Resource gaps could also be to blame. About 12 million students did not have broadband access at home before the pandemic according to the survey.
“If we were to grade students right now, we would be grading them based on privilege,” parent and Overton assistant principal Cayce Noble said.
“So those who have the availability and the supportive parents at home, they have the technology, they have the WIFI, they are the ones who can be successful. The ones who don’t have those things are automatically starting miles behind.”
Before students left for spring break, Lubbock Independent School District gave Chromebooks to all second through twelfth graders according to Misty Rieber, LISD Assistant Superintendent for Curriculum and Instruction.
This week they gave computers to all of their first graders as well. Kindergarten students were already working off of iPads.
“We did it before we really knew what was coming,” Rieber said. “We just knew that in order to be prepared for something…we at least had some hope, so that we could do something with it.”
The Lubbock school district has contacted over 99% of their students since the break. Rieber said the Chromebooks have been great for students, but the number one thing is equality and access.
LISD provides “Park and Learns” for their students, a WIFI hotspots in the parking lots of all of their high schools and some middle schools. Students can connect to the school’s WIFI and complete their work from the parking lot or grass around the school.
“We are a district where over half of our students live in poverty,” Rieber said. “As the economy shifts, as people are losing jobs, that is something we think we’ll see more of. That people will lose their internet access because that’s something you can let go of in the home. So, as that happens, we want to make sure that we’re providing enough support.”
LISD also gives a lot of credit to teachers. Its district policy for teachers is to reach out to their students at least once a week. Noble has a 5th and 12th grade student at home, and she said she has been extremely impressed by the work her children’s teachers have done to stay in touch.
“They have absolutely knocked my socks off with their efforts to connect with kids, to check on kids, to push kids and to continue to challenge them while also realizing that we’re living in a different world and making sure that they’re not setting kids of privilege above other,” Noble said.

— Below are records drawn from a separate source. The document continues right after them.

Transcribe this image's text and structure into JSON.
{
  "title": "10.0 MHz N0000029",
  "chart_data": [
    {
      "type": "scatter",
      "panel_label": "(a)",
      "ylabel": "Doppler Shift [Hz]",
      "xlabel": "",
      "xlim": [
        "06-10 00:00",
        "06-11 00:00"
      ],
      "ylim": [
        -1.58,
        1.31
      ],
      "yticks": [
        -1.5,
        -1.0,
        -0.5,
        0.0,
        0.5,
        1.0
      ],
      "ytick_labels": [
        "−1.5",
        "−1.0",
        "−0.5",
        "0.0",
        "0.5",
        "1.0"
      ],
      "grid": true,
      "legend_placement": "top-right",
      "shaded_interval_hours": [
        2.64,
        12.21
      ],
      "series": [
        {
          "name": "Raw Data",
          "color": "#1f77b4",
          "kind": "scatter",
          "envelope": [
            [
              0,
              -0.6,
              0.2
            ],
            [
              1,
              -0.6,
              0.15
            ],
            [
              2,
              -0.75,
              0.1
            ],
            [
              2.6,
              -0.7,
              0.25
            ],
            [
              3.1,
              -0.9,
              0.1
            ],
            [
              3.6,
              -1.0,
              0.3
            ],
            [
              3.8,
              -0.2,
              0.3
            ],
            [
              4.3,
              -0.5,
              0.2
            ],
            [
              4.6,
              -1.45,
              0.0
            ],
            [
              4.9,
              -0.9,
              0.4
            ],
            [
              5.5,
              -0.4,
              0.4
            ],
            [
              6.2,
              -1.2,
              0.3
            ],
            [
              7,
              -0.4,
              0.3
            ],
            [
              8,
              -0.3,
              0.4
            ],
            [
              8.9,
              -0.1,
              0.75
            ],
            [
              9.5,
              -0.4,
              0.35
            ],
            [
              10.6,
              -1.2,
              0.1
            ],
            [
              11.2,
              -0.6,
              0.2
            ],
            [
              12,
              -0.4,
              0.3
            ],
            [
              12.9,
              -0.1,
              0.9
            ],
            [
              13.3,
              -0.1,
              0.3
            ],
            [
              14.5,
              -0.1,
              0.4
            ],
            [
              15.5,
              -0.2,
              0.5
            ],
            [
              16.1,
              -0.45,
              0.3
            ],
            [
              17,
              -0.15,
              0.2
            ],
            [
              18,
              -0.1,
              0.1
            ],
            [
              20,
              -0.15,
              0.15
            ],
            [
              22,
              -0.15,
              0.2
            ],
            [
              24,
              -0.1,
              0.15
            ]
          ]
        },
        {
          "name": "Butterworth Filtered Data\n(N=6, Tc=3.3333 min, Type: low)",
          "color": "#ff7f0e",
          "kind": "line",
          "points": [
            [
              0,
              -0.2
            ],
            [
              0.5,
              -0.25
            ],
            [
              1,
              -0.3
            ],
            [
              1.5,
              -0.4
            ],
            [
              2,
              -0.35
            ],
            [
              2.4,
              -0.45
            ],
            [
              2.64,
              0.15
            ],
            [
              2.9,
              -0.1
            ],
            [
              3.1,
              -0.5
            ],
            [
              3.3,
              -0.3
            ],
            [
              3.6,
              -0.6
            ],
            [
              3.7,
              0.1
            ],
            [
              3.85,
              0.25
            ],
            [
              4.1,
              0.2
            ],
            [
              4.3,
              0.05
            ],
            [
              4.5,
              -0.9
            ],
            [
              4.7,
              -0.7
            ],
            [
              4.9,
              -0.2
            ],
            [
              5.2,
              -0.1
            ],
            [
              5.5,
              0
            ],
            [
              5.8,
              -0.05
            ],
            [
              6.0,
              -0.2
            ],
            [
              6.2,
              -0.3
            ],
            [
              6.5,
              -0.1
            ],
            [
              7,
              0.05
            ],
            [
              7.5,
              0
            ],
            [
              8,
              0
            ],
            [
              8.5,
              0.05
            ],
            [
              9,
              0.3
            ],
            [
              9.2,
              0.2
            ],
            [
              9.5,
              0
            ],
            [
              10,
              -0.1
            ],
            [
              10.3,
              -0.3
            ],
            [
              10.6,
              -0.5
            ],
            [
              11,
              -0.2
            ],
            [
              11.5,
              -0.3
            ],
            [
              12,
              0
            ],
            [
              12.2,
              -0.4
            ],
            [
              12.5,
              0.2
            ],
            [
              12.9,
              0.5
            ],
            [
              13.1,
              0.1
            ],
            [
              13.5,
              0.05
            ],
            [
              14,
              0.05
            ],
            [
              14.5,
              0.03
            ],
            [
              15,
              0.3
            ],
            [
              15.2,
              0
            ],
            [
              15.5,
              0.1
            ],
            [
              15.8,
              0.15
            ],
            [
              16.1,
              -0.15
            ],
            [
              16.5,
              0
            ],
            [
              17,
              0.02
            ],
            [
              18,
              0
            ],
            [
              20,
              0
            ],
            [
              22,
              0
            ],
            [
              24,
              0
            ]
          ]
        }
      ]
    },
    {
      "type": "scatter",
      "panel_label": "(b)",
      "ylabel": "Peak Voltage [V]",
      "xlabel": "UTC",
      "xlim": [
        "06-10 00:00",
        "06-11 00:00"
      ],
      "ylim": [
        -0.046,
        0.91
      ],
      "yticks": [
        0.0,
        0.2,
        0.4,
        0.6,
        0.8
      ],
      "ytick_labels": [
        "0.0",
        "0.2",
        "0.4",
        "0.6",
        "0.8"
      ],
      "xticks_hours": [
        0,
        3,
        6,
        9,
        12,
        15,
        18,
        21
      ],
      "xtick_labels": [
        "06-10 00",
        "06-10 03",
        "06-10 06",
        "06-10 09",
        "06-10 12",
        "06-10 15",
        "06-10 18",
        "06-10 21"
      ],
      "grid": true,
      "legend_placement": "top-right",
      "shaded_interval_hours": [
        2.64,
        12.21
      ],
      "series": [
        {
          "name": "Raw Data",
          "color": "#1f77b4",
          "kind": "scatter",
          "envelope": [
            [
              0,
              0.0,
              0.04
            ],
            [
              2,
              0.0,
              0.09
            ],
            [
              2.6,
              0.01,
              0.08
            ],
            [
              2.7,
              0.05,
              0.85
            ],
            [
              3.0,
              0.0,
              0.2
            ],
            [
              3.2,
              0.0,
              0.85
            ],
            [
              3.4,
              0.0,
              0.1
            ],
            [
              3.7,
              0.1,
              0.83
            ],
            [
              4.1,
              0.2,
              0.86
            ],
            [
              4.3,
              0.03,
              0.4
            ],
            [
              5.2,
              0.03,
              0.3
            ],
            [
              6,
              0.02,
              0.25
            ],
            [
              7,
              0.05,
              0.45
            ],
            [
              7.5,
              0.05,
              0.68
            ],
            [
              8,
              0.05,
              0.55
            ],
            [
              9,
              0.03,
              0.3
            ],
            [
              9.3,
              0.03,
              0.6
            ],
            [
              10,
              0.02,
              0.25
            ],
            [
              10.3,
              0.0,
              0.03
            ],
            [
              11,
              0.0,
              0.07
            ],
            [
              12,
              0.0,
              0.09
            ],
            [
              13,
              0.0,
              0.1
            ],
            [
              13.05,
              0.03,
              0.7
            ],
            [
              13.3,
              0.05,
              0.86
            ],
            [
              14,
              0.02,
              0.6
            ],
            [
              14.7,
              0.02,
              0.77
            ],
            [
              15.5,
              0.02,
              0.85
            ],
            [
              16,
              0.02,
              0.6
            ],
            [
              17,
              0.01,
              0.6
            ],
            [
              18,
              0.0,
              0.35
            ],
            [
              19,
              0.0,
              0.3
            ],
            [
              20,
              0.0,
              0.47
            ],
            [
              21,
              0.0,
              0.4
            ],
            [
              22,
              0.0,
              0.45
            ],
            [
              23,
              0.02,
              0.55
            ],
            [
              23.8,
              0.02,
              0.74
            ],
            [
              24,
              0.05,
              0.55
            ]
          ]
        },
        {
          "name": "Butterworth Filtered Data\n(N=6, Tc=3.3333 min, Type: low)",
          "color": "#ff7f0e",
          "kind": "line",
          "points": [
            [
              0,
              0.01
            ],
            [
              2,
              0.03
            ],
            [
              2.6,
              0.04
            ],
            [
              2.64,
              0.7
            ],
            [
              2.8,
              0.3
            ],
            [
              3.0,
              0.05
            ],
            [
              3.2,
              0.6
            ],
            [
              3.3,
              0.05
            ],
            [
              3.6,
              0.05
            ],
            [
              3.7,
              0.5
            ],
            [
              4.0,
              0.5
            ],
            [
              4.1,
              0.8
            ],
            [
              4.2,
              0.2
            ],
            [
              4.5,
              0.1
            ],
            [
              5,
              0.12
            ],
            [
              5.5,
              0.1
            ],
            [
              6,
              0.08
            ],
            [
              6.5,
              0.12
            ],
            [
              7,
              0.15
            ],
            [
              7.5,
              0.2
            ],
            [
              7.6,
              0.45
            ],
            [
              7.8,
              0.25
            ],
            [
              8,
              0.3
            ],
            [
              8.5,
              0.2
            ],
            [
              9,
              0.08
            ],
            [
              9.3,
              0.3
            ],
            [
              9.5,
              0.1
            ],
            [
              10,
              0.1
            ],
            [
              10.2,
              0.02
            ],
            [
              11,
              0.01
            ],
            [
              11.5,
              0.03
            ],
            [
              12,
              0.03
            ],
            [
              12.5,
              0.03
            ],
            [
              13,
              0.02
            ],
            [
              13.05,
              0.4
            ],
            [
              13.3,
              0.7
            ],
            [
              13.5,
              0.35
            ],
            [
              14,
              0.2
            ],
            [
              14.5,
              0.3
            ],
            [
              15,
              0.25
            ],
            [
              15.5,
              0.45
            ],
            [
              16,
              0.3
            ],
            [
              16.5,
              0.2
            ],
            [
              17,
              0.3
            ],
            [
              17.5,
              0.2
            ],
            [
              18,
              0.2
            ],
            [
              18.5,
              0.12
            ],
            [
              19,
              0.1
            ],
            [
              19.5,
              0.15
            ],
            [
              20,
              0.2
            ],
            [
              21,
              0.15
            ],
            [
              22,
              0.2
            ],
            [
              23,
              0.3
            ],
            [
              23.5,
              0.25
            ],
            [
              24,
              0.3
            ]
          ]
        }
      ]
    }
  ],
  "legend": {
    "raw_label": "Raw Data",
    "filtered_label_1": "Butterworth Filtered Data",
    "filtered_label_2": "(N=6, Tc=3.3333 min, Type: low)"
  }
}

The district is also providing WIFI hotspots for students to put in their homes, and they are in the process of ordering WIFI jetpacks that will provide internet access to multiple houses. Families can apply for hot spots and jet packs on LISD’s website.
Archer said one of her favorite parts of the day was standing at the front door in the mornings and welcoming students as they came into school. She is missing that greatly right now, but she wants her students to know they are all in this together.
“We love you and we miss you and we are going to all be together again very very soon, but in the meantime, we are going to make the best of it.”